Garvey’s son celebrates Emancipation Month in Toronto Garvey’s son celebrates Emancipation Month in Toronto
TORONTO: Dr. Julius Garvey, son of Jamaica’s first national hero, Marcus Mosiah Garvey, and his grandson, Chase Garvey-Daniels, celebrated Emancipation Month at community engagement events in the Greater Toronto Area, reminding the black community to work towards greater self-awareness.
On August 4, Dr. Garvey participated in a ceremony at Mel Lastman Square to hoist the red, black, and green BlackL iberation flag designed by his father. The event followed Mayor Olivia Chow’s proclaiming August as Emancipation Month on August 1.
Dr. Garvey said the flag was given to the Universal Negro Improvement Association (UNIA) in 1920 at the First International Convention of the Negro Peoples of the World, which took place in Harlem, New York, attracting over 2000 delegates from 22 countries. He said it was there that the organisation’s magna carta - the Rights of the Negro Peoples of the World, and the (concept) of the flag was developed.

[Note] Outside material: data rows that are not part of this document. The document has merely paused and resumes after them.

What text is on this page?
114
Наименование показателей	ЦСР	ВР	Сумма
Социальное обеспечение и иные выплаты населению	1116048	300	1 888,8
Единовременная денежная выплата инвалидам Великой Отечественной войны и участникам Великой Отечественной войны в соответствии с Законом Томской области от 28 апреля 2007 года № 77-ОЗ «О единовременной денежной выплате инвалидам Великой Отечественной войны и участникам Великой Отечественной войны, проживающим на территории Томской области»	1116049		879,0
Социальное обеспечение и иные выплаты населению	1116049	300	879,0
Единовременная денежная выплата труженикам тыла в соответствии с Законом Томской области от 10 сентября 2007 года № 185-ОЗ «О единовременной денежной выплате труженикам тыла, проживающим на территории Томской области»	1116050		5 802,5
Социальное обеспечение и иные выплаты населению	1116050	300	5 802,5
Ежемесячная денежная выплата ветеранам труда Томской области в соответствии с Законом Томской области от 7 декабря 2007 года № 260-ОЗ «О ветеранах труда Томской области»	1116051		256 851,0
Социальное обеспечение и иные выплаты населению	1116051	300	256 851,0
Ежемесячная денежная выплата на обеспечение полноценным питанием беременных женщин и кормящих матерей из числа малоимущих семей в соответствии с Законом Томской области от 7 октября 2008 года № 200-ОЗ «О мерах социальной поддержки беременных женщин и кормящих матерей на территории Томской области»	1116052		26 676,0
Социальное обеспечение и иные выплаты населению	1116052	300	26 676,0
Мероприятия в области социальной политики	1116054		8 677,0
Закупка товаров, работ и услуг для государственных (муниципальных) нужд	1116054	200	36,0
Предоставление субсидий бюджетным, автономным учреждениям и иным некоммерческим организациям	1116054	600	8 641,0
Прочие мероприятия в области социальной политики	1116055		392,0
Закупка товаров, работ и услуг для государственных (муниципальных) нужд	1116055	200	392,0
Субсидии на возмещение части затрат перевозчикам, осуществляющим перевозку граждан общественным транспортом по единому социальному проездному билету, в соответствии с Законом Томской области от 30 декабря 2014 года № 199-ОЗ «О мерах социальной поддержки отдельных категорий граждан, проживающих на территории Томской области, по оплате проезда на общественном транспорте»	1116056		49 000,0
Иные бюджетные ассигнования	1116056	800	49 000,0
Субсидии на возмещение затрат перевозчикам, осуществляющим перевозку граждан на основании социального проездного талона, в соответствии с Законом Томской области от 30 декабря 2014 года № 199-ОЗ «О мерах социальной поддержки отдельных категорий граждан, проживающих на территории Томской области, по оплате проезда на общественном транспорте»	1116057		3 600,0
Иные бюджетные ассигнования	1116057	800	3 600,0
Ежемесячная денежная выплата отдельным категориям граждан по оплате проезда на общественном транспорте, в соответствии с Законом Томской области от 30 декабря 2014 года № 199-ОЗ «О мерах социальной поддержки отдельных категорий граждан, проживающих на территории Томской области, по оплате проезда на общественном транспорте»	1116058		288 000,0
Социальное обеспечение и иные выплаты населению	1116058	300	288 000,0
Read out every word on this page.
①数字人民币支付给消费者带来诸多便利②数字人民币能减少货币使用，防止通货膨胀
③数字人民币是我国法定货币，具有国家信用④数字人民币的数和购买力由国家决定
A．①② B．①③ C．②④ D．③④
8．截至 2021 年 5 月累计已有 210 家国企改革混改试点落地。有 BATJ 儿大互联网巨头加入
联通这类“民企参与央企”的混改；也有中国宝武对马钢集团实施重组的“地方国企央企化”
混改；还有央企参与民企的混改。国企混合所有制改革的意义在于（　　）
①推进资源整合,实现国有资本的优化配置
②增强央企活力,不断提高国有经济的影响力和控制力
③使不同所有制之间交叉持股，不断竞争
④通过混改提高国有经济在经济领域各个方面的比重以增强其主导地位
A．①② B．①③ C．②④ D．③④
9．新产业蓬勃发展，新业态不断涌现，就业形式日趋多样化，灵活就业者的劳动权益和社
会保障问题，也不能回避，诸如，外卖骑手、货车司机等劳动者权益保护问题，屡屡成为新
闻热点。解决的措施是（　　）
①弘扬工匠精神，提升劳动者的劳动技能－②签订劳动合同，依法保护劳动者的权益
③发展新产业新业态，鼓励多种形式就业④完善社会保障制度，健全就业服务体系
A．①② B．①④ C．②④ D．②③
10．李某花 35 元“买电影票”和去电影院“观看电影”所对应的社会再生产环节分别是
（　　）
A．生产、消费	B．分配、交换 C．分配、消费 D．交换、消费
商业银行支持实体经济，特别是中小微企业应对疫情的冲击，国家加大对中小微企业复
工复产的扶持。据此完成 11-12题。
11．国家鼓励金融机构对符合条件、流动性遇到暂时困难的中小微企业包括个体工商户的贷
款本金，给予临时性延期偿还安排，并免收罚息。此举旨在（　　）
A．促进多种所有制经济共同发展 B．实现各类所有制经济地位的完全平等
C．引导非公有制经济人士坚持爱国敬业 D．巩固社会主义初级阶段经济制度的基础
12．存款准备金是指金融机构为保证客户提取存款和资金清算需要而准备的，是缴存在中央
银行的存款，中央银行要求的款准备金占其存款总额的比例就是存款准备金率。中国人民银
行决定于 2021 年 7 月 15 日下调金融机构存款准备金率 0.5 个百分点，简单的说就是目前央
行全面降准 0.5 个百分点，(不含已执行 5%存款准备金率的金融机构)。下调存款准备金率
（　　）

“The red (represents) ... the blood that was shed and the sacrifice so that we could be here; the black represents us as a people. And I just want to insert one of my father’s quotes, which I like, and it’s that ‘the black skin is not a badge of shame, rather it is a symbol of our national greatness’, and the green has to do with our wealth ... .”
Dr. Garvey offered that the greatest way in which anti-black racism can be fought is for people of African descent to know who they are as a people.
“As my dad said, ‘knowledge is key, knowledge is everywhere, all you have to do is go out and find it’. ... It’s up to each and everyone of us to find that knowledge that we need, that knowledge about who we were, what we have become, and what is it that makes this a symbol of national greatness.”
Dr. Garvey further referenced his father saying, ‘character is your most important possession.’ He said this was instilled in him and his older sibling, Marcus Jacques Garvey Jr., who died in 2020. He said growing up with two Garvey parents, he always knew that he was African and that being an African is not just the word, geography or history, but ‘a whole tradition and culture that go back to the beginning of civilization’.
Garvey-Daniels commented on the sense of unity he felt at the evening’s event.
The ceremony was organised by the City of Toronto’s Confronting Anti-Black Racism (CABR) Unit in partnership with the Global African Communities Network (GACN), Afro-Caribbean Farmers’ Market, and the Network for the Advancement of Black Communities (NABC).
In Brampton, Ontario, Dr. Garvey spoke at another flag-raising event, and at the JAMBANA One World Festival founded by the late Denise Jones and her husband, Allan, and now produced by their sons, Jesse and Jerimi.
“We are here not only to mark this significant date of Emancipation, but to give thanks and appreciation to those ancestors, such as Jamaican hero, Marcus Mosiah Garvey, who was a ... political activist and the founder and first president-general of the UNIA (Universal Negro Improvement Association and African Communities League) in 1914. (He) influenced a generation of civil rights leaders including Martin Luther King Jr., Malcolm X, and, of course, Bob Marley,” said Marjorie Taylor, Brampton’s 2015 Citizen of the Year, who received the Emancipation proclamation alongside Dr. Garvey.
She urged the audience to learn from the past in order to effect positive change for present and future generations.
The City has proclaimed August 1, Emancipation Day, since 1998 and Emancipation Month in August since 2019, and has officially recognised the International Decade for People of African Descent (2015 to 2024) since March 2019.
On August 1, 1834, the Slavery Abolition Act of 1833 came into effect across the British empire, emancipating more than 800,000 enslaved Africans in British-controlled regions around the world, including Canada.
In 2021, the government of Canada officially designated August 1 as Emancipation Day across Canada. Throughout the month of August, Toronto residents may participate in a range of events designed to empower and celebrate black Torontonians.